Now, let the paint dry.  How long really depends.  Could be 2 hours, could be 4 but we were good to go in less than 2.



Now that you have the item painted and dried you are ready to begin distressing.  If you remember, on this piece we did not use vaseline or candle wax which helps the top coat of paint peel off easily so we just decided to begin scuffing the paint with the steel wool and sandpaper and just working the item one area at a time.

Paint naturally wears off of furniture on raised edges, corners and high traffic areas such as around handles and knobs, so you’ll want to scuff the paint off in these areas.  You can, of course, distress the item in any place you wish but focusing on these areas will give it a very natural look.

scuffing the edges

The great part about the distressing process is that you can become the artist and make it your very own.  Just start slow, however, and get a feel for how the item is coming together.  You’ll know what looks right when you see it.   Don’t overdo it at first.

Try to think of how an old piece of furniture ages and peels naturally.   Get some pictures of actual distressed furniture items and see where the wearing has occurred.  Chances are those marks will look good on your piece as well.

We chose to distress the edges and raised ridges of the columns.  We also added some random scratching and scraping on the top as well.

Remember, how much distressing and what you distress is up to you.  Just have fun!

scuffed edges  scuffing the columns  scuffed columns

distressed edges


Now after you have finished with all of your distressing work you will need to clean it up.  You can use a tack cloth to do this but we just used a lightly damp cloth to clean the dust from all the sanding and rubbing.  Make sure you get it nice and clean.



Now you are ready to put on your finish.  We highly recommend using some kind of a wax or polyurethane finish as this will protect the paint from dirt and grime and chalk paint has a tendency to get dry and flaky.  The wax finish will help avoid this.

applying the wax


Get your wax out and begin to apply with a clean, soft cloth.  Apply in circular motions over the entire piece.  You can also use a wax brush to help you apply the wax if you wish.

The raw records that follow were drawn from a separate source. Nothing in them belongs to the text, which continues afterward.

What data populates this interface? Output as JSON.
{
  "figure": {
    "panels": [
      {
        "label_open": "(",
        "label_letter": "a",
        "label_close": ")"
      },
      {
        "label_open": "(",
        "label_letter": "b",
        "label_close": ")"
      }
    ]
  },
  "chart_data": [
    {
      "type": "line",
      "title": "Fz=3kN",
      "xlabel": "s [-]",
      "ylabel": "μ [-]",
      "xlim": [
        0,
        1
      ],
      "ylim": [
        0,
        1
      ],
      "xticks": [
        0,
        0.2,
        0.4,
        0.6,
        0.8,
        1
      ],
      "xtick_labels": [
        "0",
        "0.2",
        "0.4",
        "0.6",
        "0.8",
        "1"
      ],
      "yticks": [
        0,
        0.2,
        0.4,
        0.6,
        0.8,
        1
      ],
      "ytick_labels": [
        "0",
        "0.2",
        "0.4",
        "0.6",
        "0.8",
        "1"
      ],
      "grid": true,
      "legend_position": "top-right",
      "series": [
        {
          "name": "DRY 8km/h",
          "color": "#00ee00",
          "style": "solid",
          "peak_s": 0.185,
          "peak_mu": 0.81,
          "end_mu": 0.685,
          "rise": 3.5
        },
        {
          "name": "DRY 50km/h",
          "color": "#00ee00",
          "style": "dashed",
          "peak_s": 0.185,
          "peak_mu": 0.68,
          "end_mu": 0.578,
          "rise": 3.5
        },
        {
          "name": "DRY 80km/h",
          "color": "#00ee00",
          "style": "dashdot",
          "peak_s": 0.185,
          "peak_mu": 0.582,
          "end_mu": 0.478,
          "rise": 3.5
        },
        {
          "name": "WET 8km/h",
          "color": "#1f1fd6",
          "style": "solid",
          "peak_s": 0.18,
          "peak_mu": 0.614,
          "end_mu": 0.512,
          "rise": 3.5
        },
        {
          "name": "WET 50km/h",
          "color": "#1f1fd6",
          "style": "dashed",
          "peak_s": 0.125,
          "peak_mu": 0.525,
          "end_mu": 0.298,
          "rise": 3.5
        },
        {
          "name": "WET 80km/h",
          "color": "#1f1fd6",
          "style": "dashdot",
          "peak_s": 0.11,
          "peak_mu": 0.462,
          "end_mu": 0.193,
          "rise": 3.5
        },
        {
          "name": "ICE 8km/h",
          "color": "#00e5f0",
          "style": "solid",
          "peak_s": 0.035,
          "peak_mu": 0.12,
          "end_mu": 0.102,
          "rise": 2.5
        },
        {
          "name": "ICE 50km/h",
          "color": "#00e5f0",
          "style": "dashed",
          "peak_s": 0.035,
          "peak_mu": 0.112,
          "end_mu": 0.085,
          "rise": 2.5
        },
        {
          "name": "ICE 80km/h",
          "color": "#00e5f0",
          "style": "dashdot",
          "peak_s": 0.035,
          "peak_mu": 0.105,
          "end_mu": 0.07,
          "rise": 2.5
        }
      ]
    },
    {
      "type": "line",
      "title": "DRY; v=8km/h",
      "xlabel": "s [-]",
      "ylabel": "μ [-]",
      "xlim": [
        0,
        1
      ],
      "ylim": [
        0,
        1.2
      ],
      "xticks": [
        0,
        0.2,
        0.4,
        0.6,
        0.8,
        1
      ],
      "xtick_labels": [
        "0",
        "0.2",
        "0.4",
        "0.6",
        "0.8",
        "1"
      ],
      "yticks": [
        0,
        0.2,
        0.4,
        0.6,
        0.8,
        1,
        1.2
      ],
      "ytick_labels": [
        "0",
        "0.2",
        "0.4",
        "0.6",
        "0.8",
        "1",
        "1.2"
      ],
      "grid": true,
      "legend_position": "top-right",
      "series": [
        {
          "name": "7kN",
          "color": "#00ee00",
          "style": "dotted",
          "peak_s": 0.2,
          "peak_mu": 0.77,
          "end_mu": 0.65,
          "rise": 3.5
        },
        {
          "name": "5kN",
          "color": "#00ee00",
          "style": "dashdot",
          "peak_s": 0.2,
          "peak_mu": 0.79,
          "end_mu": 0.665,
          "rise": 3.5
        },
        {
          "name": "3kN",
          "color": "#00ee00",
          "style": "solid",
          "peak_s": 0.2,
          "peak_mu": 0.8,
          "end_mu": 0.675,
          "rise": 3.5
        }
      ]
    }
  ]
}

After the wax has been applied let it dry 10-15 minutes.  Then you can begin buffing it with a different, clean, dry, soft cloth.

The more you buff it the more shine you will get go with whatever look you wish to achieve.  We did a light amount of buffing as we wanted a lighter, more hazy finish.

And Viola!  There it is.  Here is what the table looked like after the wax coat.





Well, here it is.   We were very happy with the outcome of this piece.  It worked well for our living room.   In other tutorials we will share some different methods for getting different kinds of wear marks, stains, etc but we hope you enjoyed this.  If you have any questions feel free to leave a comment.

finished product  in its place

Thanks for looking.  We hope this has been helpful.  Good luck on your items!